Waiting isn’t always the best answer. Sending scores to four schools before taking the test is included in your test registration, while sending after will cost (ACT: $13/school; SAT: first four schools free up to 9 days after test; then $12/school), and adds up quickly. But, if you don’t think you did well (sick, not prepared, etc.), you have the right to cancel ACT or SAT scores by completing a form before you leave the test center, and for SAT, by downloading and mailing a cancel request within five days of your test date.
MYTH #8: The more packed your resume is, the better your college application.
While some breadth of activities can be helpful, it’s more about quality than quantity, and the depth of your involvement. Showing growth over time, development of leadership or improvement, and being able to answer how/why a particular activity had meaning for you is much more important than a scattershot effort with no real impact.
MYTH #9: Only ask for a recommendation from a teacher who gave you an A.
Teachers know students are more than just a class grade. Choose a teacher who knows you well, with whom you have a great relationship, and who can speak well to your attributes that don’t appear on a transcript. While this could be a teacher whose class you excelled in, a teacher who saw your determination to work through a tough experience might have more valuable insights to share.
MYTH #10: Don’t apply unless you’ve had a campus tour.

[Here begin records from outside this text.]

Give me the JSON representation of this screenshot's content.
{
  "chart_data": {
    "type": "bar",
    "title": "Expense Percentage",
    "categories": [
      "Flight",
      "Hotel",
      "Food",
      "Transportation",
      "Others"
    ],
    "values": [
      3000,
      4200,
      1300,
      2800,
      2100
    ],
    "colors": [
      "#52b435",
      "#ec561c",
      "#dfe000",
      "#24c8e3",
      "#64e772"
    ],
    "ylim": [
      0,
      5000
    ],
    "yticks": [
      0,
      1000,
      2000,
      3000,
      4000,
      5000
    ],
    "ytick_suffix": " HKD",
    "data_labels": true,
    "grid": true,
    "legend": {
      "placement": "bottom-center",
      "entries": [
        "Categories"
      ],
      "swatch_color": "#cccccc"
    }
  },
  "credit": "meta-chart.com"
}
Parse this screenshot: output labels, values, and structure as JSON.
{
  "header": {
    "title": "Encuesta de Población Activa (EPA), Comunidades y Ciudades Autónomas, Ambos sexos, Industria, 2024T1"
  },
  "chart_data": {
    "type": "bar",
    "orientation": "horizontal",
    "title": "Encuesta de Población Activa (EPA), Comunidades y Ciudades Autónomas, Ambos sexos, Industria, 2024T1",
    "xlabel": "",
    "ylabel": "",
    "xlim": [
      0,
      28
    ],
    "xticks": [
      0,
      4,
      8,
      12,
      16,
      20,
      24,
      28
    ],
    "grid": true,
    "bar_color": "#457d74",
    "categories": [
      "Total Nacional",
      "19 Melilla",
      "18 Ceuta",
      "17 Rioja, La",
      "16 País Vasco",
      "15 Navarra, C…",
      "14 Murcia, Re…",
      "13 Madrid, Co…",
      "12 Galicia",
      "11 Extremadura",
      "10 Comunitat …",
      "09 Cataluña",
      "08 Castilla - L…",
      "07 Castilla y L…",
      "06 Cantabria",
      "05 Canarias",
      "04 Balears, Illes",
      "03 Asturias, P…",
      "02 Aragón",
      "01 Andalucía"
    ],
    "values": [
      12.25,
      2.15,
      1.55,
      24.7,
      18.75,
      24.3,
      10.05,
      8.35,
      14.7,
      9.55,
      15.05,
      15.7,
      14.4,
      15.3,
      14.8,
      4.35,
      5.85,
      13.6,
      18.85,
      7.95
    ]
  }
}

While touring in person is certainly worthwhile, and highly recommended before you choose to enroll, you don’t have to visit first. Virtual tours, visits with campus representatives who come to your high school, Skype sessions with professors, webinars, alumni interviews, and even email conversations can be helpful. Demonstrated interest (multiple contacts between you and the school) is an important part of the acceptance process, so do make sure to engage to show your enthusiasm for the college.
MYTH #11: Colleges ranked highest are the best colleges.
Every published ranking uses multiple factors and sources—including data supplied by schools, students and alumni—so errors, bias, weighting, and methods all affect the results. In 2019, several schools were found to have misreported data. While rankings can be helpful, use them wisely, and do your own comparisons based on your own criteria.
MYTH #12: Know your major before you apply.
Most colleges require general education requirements for the first two years, to help you explore interests and programs, with courses that apply toward most degree options. Usually, you’re allowed to wait until late sophomore year to declare a major. If you have some fields in mind, you may find it easier to find a college to match, and you may be eligible for more scholarships through a specific department tied to a declared major. But if you don’t, make sure you choose a school with plenty of options for you to consider.
With an enormous amount of information out there about the college application process, it’s important to make sure you have the correct advice so you can confidently make these important decisions and find your best-fit college.